Research
Mission 1: Undertake transformational fundamental and applied research that enables us to be at the heart of the global water research and innovation community
Changing climate and rainfall patterns, growing global populations, shifting land use patterns and increasing water consumption: the wide variety of experts operating across disciplines means water@leeds can rise to these challenges.
The water@leeds research community are inspired by the global and regional grand challenges for water. Addressing major research questions through the provision of coordination support, creation of an intellectually stimulating environment, promotion of activities and appointment of outstanding staff to deliver world-leading research, will help to realise our core aims of delivering impact to varied end-users.
Research Highlights 2020
Current projects and research sub-groups are listed.
Climate change and biodiversity in river networks: H2020 DRYvER (Securing biodiversity, functional integrity and ecosystem services in DRYing riVER networks) project.
From October 2020, Prof. Julia Martin-Ortega (PI), Dr. Thijs Dekker and Dr. Martin Dallimer will lead the analysis of the socio-economic strand of the Horizon 2020 DRYvER project, providing critical information for the design and implementation of innovative nature-based solutions to mitigate and adapt to impacts on these increasingly important ecosystems. The aim of DRYvER is to collect, analyse and model data from nine case studies in Europe and South America to create a novel global meta-system approach that incorporates hydrology, socio-economics, ecology and biogeochemistry.
Congo River users Hydraulics and Morphology (CRuHM) & Congo River Islands Stability and Prospects (CRISP).
CRuHM is a Royal Society-DFID funded research capacity building project focused on the Congo River (2016-2021). Dr Mark Trigg is the water@leeds leader in a consortium including the Universities of Bristol, Kinshasa, Rhodes, and Dar es Salaam. The project is now in its final year, and the team are consolidating and processing all the field data collected from three years of major fieldwork on the river system. This work represents probably the largest scientific expedition focused on the main river in many decades, covering many thousands of kilometres of main channel by boat, and signifies a huge achievement in terms of new science data availability for this valuable river system.
Geophysical surveys to measure glacier hydrology.
In July 2019, Dr Adam Booth joined the EU-funded RESPONDER project, conducting experimental seismic surveys on Greenland's Store Glacier. This work used borehole deployments of a revolutionary 'fibre-optic' seismic system, in which seismic waves are detected from the deformation of a fibre-optic cable. The result was unprecedented insight into the in situ properties of the glacier ice, sharpening the focus of what geophysicists have previously been able to measure. Throughout 2020-2022, geophysicists from water@leeds will also be deployed to Antarctica's Thwaites Glacier, as part of the UK-US International Thwaites Glacier Collaboration. This initiative answers an urgent call to understand the controls on the fast-flow regions of a major Antarctic ice mass, with potential implications for regional ice stability.

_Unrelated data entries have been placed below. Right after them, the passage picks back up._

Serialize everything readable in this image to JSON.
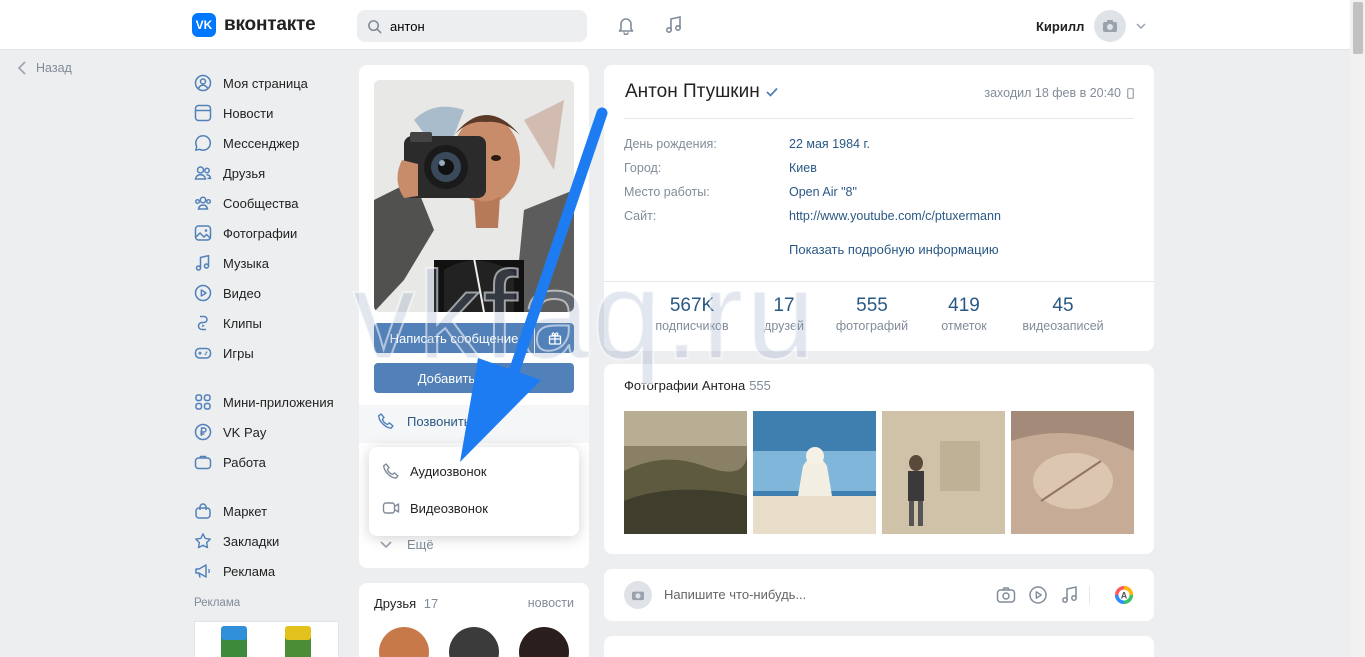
{
  "header": {
    "logo_text": "вконтакте",
    "search_value": "антон",
    "user_name": "Кирилл"
  },
  "back_label": "Назад",
  "nav": {
    "group1": [
      "Моя страница",
      "Новости",
      "Мессенджер",
      "Друзья",
      "Сообщества",
      "Фотографии",
      "Музыка",
      "Видео",
      "Клипы",
      "Игры"
    ],
    "group2": [
      "Мини-приложения",
      "VK Pay",
      "Работа"
    ],
    "group3": [
      "Маркет",
      "Закладки",
      "Реклама"
    ],
    "ad_title": "Реклама"
  },
  "profile": {
    "write_message": "Написать сообщение",
    "add_friend": "Добавить в друзья",
    "call": "Позвонить",
    "more": "Ещё",
    "call_menu": {
      "audio": "Аудиозвонок",
      "video": "Видеозвонок"
    }
  },
  "friends": {
    "title": "Друзья",
    "count": "17",
    "news": "новости"
  },
  "info": {
    "name": "Антон Птушкин",
    "last_seen": "заходил 18 фев в 20:40",
    "rows": [
      {
        "label": "День рождения:",
        "value": "22 мая 1984 г."
      },
      {
        "label": "Город:",
        "value": "Киев"
      },
      {
        "label": "Место работы:",
        "value": "Open Air \"8\""
      },
      {
        "label": "Сайт:",
        "value": "http://www.youtube.com/c/ptuxermann"
      }
    ],
    "more_info": "Показать подробную информацию",
    "counters": [
      {
        "num": "567K",
        "label": "подписчиков"
      },
      {
        "num": "17",
        "label": "друзей"
      },
      {
        "num": "555",
        "label": "фотографий"
      },
      {
        "num": "419",
        "label": "отметок"
      },
      {
        "num": "45",
        "label": "видеозаписей"
      }
    ]
  },
  "photos": {
    "title": "Фотографии Антона",
    "count": "555"
  },
  "post": {
    "placeholder": "Напишите что-нибудь..."
  },
  "watermark": "vkfaq.ru",
  "colors": {
    "accent": "#5181b8",
    "link": "#2a5885",
    "arrow": "#1e7cf2",
    "background": "#edeef0"
  }
}
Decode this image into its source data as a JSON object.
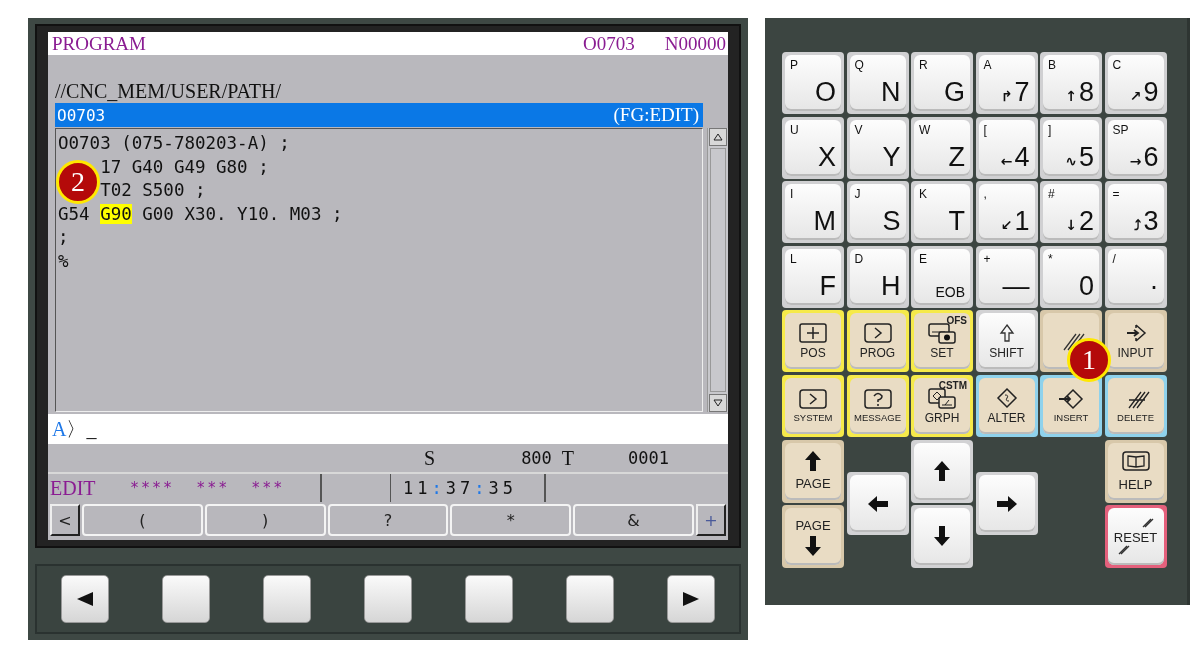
{
  "screen": {
    "title": "PROGRAM",
    "program_number": "O0703",
    "sequence_number": "N00000",
    "path": "//CNC_MEM/USER/PATH/",
    "file_bar": {
      "name": "O0703",
      "mode": "(FG:EDIT)"
    },
    "code_lines": [
      [
        {
          "text": "O0703 (075-780203-A) ;"
        }
      ],
      [
        {
          "text": "    17 G40 G49 G80 ;"
        }
      ],
      [
        {
          "text": "    T02 S500 ;"
        }
      ],
      [
        {
          "text": "G54 "
        },
        {
          "text": "G90",
          "highlight": true
        },
        {
          "text": " G00 X30. Y10. M03 ;"
        }
      ],
      [
        {
          "text": ";"
        }
      ],
      [
        {
          "text": "%"
        }
      ]
    ],
    "input_line": {
      "prompt": "A",
      "value": "〉_"
    },
    "status": {
      "spindle_label": "S",
      "spindle_value": "800",
      "tool_label": "T",
      "tool_value": "0001"
    },
    "mode_row": {
      "mode": "EDIT",
      "fields": [
        "****",
        "***",
        "***"
      ],
      "time": "11:37:35"
    },
    "softkeys": [
      {
        "label": "<",
        "kind": "edge"
      },
      {
        "label": "(",
        "kind": "soft"
      },
      {
        "label": ")",
        "kind": "soft"
      },
      {
        "label": "?",
        "kind": "soft"
      },
      {
        "label": "*",
        "kind": "soft"
      },
      {
        "label": "&",
        "kind": "soft"
      },
      {
        "label": "+",
        "kind": "edge"
      }
    ]
  },
  "hard_softkeys": [
    {
      "kind": "prev"
    },
    {
      "kind": "blank"
    },
    {
      "kind": "blank"
    },
    {
      "kind": "blank"
    },
    {
      "kind": "blank"
    },
    {
      "kind": "blank"
    },
    {
      "kind": "next"
    }
  ],
  "keypad": {
    "char_keys": [
      {
        "sub": "P",
        "main": "O",
        "kind": "letter"
      },
      {
        "sub": "Q",
        "main": "N",
        "kind": "letter"
      },
      {
        "sub": "R",
        "main": "G",
        "kind": "letter"
      },
      {
        "sub": "A",
        "arrow": "↱",
        "main": "7",
        "kind": "digit"
      },
      {
        "sub": "B",
        "arrow": "↑",
        "main": "8",
        "kind": "digit"
      },
      {
        "sub": "C",
        "arrow": "↗",
        "main": "9",
        "kind": "digit"
      },
      {
        "sub": "U",
        "main": "X",
        "kind": "letter"
      },
      {
        "sub": "V",
        "main": "Y",
        "kind": "letter"
      },
      {
        "sub": "W",
        "main": "Z",
        "kind": "letter"
      },
      {
        "sub": "[",
        "arrow": "←",
        "main": "4",
        "kind": "digit"
      },
      {
        "sub": "]",
        "arrow": "∿",
        "main": "5",
        "kind": "digit"
      },
      {
        "sub": "SP",
        "arrow": "→",
        "main": "6",
        "kind": "digit"
      },
      {
        "sub": "I",
        "main": "M",
        "kind": "letter"
      },
      {
        "sub": "J",
        "main": "S",
        "kind": "letter"
      },
      {
        "sub": "K",
        "main": "T",
        "kind": "letter"
      },
      {
        "sub": ",",
        "arrow": "↙",
        "main": "1",
        "kind": "digit"
      },
      {
        "sub": "#",
        "arrow": "↓",
        "main": "2",
        "kind": "digit"
      },
      {
        "sub": "=",
        "arrow": "⤴",
        "main": "3",
        "kind": "digit"
      },
      {
        "sub": "L",
        "main": "F",
        "kind": "letter"
      },
      {
        "sub": "D",
        "main": "H",
        "kind": "letter"
      },
      {
        "sub": "E",
        "main": "EOB",
        "kind": "word"
      },
      {
        "sub": "+",
        "main": "—",
        "kind": "digit"
      },
      {
        "sub": "*",
        "main": "0",
        "kind": "digit"
      },
      {
        "sub": "/",
        "main": "·",
        "kind": "digit"
      }
    ],
    "function_keys": [
      {
        "label": "POS",
        "color": "#f6ea4a",
        "kind": "tan"
      },
      {
        "label": "PROG",
        "color": "#f6ea4a",
        "kind": "tan"
      },
      {
        "label": "SET",
        "tag": "OFS",
        "color": "#f6ea4a",
        "kind": "tan"
      },
      {
        "label": "SHIFT",
        "color": "#d2d2d4",
        "kind": "light"
      },
      {
        "color": "#d8c8aa",
        "kind": "tan"
      },
      {
        "label": "INPUT",
        "color": "#d8c8aa",
        "kind": "tan"
      },
      {
        "label": "SYSTEM",
        "color": "#f6ea4a",
        "kind": "tan"
      },
      {
        "label": "MESSAGE",
        "color": "#f6ea4a",
        "kind": "tan"
      },
      {
        "label": "GRPH",
        "tag": "CSTM",
        "color": "#f6ea4a",
        "kind": "tan"
      },
      {
        "label": "ALTER",
        "color": "#8fd2ec",
        "kind": "tan"
      },
      {
        "label": "INSERT",
        "color": "#8fd2ec",
        "kind": "tan"
      },
      {
        "label": "DELETE",
        "color": "#8fd2ec",
        "kind": "tan"
      }
    ],
    "nav_keys": [
      {
        "kind": "page-up",
        "label": "PAGE",
        "color": "#d8c8aa"
      },
      {
        "kind": "left",
        "color": "#d2d2d4"
      },
      {
        "kind": "up",
        "color": "#d2d2d4"
      },
      {
        "kind": "right",
        "color": "#d2d2d4"
      },
      {
        "kind": "help",
        "label": "HELP",
        "color": "#d8c8aa"
      },
      {
        "kind": "page-down",
        "label": "PAGE",
        "color": "#d8c8aa"
      },
      {
        "kind": "down",
        "color": "#d2d2d4"
      },
      {
        "kind": "reset",
        "label": "RESET",
        "color": "#e4607c"
      }
    ]
  },
  "callouts": [
    {
      "label": "1",
      "kind": "keypad"
    },
    {
      "label": "2",
      "kind": "editor"
    }
  ]
}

Ein Gedi and the human history of the Dead Sea.
Dr Nir Arielli's project focuses on modern-day Kibbutz Ein Gedi, a socialist Israeli commune that was established in 1956. Surrounded by desert on three sides, the kibbutz has developed a complex relationship with its environment that has changed over time. If initially the early settlers sought to revive the agriculture that had flourished in Ein Gedi in ancient times, by the 1970s and 1980s the kibbutz increasingly came to rely on tourism. In recent decades, it has had to adapt to the fast retreating shoreline of the Dead Sea. This hydrological crisis spawned a geological problem that has stripped the kibbutz of many of its assets along the Dead Sea coast: sinkholes. Ein Gedi provides a fruitful case study to assess both humans’ impact on the environment and the changing environment’s impact on a human community in a region such as the Middle East where assessments of this kind are still uncommon.